Bulan lalu, dr Adrian Rantung meninggal dunia setelah mengalami pukulan pada kepala. Kasus ini masih dalam penyelidikan dan belum ada hasil yang jelas. Namun, beberapa sumber mengungkapkan bahwa dr Rantung dipukuli oleh pasien atau staf rumah sakit. Hal ini menyebabkan kemarahan dan kekecewaan masyarakat.

Kemenkes melihat langkah ini sebagai upaya untuk menginvestigasi lebih lanjut dan mencegah kejadian serupa di masa depan. 'Kami ingin menunjukkan bahwa Kemenkes tidak akan tinggal diam dalam menghadapi kasus bullying seperti ini,' ujar seorang sumber dari Kemenkes.

Program pendidikan dokter spesialis anestesiologi di Unsrat telah berjalan selama beberapa tahun dan menhasilkan banyak dokter spesialis anestesiologi yang berpengalaman. Namun, setelah kasus ini, para anggota keluarga dan teman-teman dr Rantung mengungkapkan bahwa dia telah mengalami tekanan dan bullying dari beberapa waktu yang lalu.

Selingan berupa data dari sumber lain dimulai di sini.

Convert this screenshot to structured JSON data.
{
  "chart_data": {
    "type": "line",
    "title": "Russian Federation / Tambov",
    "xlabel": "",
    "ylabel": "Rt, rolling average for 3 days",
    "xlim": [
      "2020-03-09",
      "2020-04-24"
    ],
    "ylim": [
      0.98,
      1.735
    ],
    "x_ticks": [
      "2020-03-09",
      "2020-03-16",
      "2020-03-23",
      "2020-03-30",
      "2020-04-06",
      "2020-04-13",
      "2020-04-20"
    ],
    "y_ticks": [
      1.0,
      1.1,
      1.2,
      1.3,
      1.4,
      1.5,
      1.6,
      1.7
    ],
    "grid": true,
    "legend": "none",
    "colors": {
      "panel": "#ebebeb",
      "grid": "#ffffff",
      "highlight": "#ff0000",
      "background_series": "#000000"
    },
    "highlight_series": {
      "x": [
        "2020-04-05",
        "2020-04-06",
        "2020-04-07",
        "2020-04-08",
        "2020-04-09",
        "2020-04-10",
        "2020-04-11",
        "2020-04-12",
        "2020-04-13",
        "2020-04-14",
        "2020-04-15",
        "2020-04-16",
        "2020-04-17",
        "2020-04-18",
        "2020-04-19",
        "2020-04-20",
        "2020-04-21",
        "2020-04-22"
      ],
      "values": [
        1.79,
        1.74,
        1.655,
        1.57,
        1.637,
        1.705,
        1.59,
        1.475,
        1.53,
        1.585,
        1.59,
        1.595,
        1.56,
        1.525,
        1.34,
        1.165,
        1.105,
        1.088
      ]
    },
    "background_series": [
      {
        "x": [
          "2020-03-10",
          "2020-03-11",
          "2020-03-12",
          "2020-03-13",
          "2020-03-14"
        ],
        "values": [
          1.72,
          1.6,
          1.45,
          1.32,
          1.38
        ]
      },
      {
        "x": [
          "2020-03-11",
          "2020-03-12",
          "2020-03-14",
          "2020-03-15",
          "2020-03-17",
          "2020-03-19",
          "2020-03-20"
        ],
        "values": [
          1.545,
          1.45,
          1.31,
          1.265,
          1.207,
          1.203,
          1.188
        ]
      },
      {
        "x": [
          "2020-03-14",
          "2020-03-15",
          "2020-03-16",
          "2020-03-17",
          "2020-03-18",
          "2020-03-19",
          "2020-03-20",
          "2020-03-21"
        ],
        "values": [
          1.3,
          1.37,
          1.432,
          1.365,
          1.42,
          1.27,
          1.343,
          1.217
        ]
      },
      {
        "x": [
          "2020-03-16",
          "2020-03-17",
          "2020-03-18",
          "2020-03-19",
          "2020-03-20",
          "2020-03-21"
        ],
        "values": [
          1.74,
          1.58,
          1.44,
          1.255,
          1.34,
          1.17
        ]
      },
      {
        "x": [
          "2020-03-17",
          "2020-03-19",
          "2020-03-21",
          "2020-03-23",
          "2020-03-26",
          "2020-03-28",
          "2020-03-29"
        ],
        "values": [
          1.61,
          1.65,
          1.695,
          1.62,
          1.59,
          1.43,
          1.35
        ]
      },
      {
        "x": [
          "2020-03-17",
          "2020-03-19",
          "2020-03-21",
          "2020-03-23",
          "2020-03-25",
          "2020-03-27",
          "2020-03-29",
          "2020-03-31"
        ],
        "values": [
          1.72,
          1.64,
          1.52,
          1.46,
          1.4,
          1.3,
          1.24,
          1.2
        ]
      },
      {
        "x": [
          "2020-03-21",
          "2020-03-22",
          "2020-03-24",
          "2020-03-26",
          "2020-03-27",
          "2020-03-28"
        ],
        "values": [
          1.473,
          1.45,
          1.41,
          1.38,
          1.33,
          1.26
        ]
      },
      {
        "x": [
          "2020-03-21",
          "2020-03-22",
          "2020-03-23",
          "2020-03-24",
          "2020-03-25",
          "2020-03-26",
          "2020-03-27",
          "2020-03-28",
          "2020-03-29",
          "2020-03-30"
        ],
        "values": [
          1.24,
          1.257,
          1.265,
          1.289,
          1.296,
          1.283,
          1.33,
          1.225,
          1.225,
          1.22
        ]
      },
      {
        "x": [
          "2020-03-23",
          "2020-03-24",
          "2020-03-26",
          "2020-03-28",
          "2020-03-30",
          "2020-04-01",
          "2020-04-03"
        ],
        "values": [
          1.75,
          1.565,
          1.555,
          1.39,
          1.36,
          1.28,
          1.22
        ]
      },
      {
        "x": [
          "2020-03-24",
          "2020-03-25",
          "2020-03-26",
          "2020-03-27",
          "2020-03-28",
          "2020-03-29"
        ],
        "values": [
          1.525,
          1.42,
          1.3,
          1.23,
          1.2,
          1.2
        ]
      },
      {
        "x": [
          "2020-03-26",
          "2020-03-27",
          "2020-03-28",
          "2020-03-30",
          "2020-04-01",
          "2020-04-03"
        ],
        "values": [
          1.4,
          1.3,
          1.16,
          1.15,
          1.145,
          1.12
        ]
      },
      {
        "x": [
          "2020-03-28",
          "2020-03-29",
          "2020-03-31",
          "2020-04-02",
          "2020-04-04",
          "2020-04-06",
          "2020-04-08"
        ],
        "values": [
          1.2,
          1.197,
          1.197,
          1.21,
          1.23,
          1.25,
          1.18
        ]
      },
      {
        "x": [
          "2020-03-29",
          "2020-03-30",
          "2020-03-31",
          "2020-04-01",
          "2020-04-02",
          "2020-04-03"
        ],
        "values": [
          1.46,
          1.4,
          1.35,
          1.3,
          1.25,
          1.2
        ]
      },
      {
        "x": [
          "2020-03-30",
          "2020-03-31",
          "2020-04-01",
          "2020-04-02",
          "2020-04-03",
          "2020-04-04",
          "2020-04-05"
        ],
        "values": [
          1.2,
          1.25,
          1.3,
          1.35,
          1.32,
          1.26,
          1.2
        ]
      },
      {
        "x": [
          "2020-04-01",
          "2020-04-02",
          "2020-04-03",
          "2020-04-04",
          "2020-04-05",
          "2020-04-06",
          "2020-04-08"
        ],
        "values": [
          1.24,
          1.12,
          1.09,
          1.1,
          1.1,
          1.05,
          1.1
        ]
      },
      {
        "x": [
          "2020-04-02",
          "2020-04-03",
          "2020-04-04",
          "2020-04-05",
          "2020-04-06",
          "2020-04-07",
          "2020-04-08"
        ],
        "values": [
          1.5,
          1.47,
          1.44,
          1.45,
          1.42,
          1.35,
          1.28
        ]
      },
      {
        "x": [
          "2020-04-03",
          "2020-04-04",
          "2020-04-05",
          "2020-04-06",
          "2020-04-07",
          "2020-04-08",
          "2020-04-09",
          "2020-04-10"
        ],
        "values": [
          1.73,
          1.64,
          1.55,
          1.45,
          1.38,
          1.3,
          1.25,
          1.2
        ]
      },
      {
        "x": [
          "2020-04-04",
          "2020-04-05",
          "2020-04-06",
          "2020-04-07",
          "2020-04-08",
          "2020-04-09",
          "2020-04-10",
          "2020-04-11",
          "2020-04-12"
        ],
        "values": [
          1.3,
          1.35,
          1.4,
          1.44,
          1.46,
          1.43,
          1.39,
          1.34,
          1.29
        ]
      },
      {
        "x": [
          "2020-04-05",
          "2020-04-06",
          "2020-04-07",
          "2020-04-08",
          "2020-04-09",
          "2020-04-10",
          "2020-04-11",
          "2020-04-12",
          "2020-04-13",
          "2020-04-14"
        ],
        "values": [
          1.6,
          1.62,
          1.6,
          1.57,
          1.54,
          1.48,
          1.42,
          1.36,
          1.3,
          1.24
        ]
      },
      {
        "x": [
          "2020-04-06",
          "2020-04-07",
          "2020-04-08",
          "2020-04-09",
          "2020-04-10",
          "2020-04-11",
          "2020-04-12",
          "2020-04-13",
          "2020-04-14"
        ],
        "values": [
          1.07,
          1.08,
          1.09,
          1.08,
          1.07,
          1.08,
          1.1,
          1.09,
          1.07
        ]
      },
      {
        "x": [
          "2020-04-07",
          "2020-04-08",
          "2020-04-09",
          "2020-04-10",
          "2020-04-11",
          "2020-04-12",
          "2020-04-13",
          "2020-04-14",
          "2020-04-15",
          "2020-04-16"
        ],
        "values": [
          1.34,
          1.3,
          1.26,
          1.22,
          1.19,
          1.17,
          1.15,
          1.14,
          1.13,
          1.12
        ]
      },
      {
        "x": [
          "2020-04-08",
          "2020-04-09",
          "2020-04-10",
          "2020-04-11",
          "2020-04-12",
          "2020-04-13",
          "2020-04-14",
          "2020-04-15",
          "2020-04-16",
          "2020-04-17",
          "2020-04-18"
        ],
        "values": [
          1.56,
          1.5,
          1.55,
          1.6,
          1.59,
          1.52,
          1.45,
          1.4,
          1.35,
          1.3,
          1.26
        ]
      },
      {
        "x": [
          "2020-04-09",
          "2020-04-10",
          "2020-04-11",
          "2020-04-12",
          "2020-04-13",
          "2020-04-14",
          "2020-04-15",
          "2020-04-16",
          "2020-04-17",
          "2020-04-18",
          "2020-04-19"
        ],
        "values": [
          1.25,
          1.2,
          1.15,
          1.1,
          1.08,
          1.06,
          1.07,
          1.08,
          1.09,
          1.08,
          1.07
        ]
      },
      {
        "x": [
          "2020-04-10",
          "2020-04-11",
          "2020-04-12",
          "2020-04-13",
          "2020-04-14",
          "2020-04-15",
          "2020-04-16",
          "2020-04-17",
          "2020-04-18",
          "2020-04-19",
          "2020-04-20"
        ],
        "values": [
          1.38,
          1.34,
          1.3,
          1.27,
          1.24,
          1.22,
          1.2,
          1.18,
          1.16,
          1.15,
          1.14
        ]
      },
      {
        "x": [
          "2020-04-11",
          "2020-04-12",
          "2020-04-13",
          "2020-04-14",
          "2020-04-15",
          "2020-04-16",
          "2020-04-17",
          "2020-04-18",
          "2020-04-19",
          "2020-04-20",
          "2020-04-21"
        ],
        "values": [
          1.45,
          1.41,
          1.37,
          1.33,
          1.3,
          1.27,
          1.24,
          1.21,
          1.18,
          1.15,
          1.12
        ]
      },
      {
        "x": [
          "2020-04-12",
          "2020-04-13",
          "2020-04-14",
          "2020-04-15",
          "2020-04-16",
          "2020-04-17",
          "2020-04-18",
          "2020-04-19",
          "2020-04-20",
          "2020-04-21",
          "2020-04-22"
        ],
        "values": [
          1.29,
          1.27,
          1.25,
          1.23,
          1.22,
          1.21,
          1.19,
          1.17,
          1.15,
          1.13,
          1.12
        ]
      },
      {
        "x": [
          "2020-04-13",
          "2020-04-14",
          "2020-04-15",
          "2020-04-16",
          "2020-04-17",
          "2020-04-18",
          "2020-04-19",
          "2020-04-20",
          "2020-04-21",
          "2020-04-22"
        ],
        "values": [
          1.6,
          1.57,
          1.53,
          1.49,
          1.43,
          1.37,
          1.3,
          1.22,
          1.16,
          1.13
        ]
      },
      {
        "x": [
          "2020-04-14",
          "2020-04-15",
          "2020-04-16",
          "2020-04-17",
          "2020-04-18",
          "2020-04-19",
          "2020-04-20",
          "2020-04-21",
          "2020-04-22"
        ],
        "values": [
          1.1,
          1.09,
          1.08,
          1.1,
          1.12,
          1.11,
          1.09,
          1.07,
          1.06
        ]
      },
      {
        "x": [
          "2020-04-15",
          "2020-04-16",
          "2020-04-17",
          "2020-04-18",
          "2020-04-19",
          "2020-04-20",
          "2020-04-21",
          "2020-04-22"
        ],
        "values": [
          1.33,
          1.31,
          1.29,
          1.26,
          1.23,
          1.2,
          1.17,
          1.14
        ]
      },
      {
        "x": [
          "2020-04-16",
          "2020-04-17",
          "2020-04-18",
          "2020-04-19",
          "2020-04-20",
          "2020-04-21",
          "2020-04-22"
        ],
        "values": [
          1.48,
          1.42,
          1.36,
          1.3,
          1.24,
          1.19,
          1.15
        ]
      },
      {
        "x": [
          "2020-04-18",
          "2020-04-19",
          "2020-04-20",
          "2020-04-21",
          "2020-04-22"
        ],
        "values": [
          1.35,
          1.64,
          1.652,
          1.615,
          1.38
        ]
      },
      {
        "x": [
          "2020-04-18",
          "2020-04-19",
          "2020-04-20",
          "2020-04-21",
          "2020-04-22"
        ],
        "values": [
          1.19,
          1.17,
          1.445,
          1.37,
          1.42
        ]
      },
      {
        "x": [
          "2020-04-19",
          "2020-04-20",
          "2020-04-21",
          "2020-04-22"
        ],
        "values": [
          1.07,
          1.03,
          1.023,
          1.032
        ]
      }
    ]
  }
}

'Kami sangat kecewa dengan kejadian ini. Kami berharap pihak Kemenkes dapat menginvestigasi lebih lanjut dan menemukan penyebab sebenarnya dari kematian dr Rantung,' ujar seorang teman dr Rantung.

Penyelidikan kasus ini masih berlanjut dan belum ada hasil yang jelas. Namun, langkah Kemenkes untuk menghentikan program pendidikan dokter spesialis anestesiologi di Unsrat dapat menjadi langkah awal untuk mencegah kejadian serupa di masa depan.